General formation of lips, nose, eye sockets, and ears using a combination of clay brush with max curve to add clay, crease brush to add definition, and smooth brush to soften the look. I’m kind of following the general guidelines for positioning facial features ( like how the eyes should vertically be about the middle of the skull ), but I’m mostly just doing what feels proportional for the character I’m picturing.


Adding definition behind the ears. Also, not bad for the first time doing ears. All those years of Ear School finally paid off ( not really ).


Putting some generic eyeballs in and adding definition around them using the crease brush. Right about here is where I saved off a copy of what I had done so far so that when I do my next head model, I can get a bit of a jumpstart instead of having to rebuild.

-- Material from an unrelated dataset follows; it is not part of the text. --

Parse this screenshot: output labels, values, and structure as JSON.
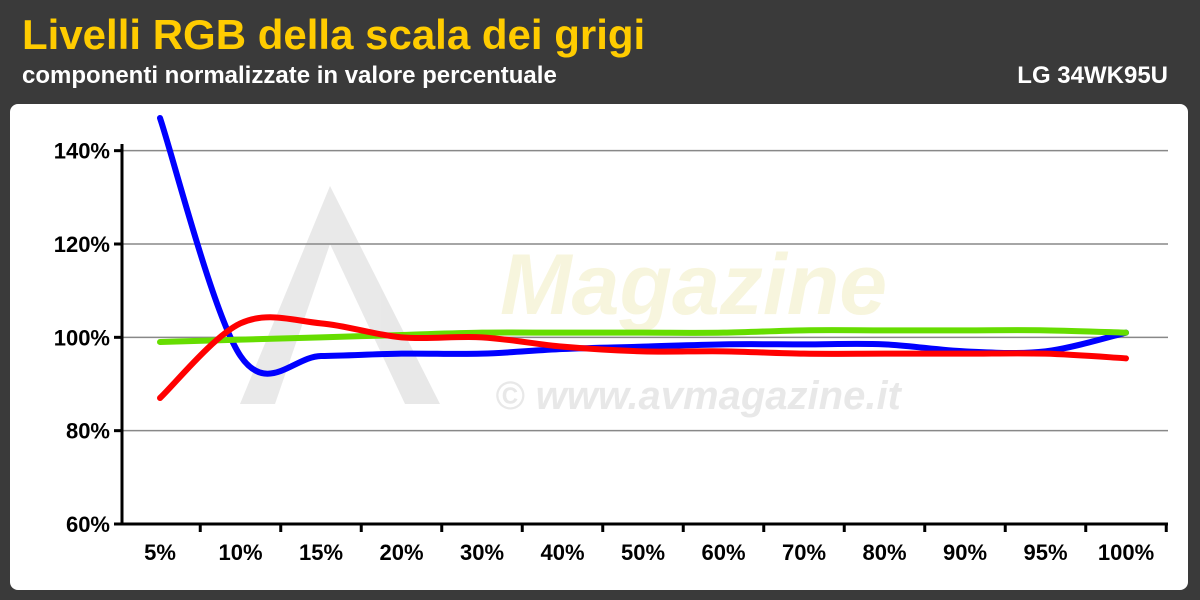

The finished look with horns in place. I’ve been picturing this guy for a couple days. I call him Demon. This model took a bit over two hours to do.


Profile shot of Demon. I like how the three horns on the side of his face follow the contour of the temple and cheek bone.


Good view of Demon’s jawline and chin horn. I like the definition here.


Front view of Demon.


Slightly downward shot of Demon showing his array of horns and facial structure.

And that’s about it on this model. Overall, I feel much more comfortable with the crease brush for definition, and the combination of clay brush and smooth brush for cleanly building up layers on the model. I also learned not to be afraid to use Subdivide but I do agree with the known premise of trying to sculpt what you can on your current model before increasing the poly count and going farther. Its more stable for me, at least. Its also encouraging to see how quickly this model already looks …much less crappy… than the previous model lol. Thanks for reading!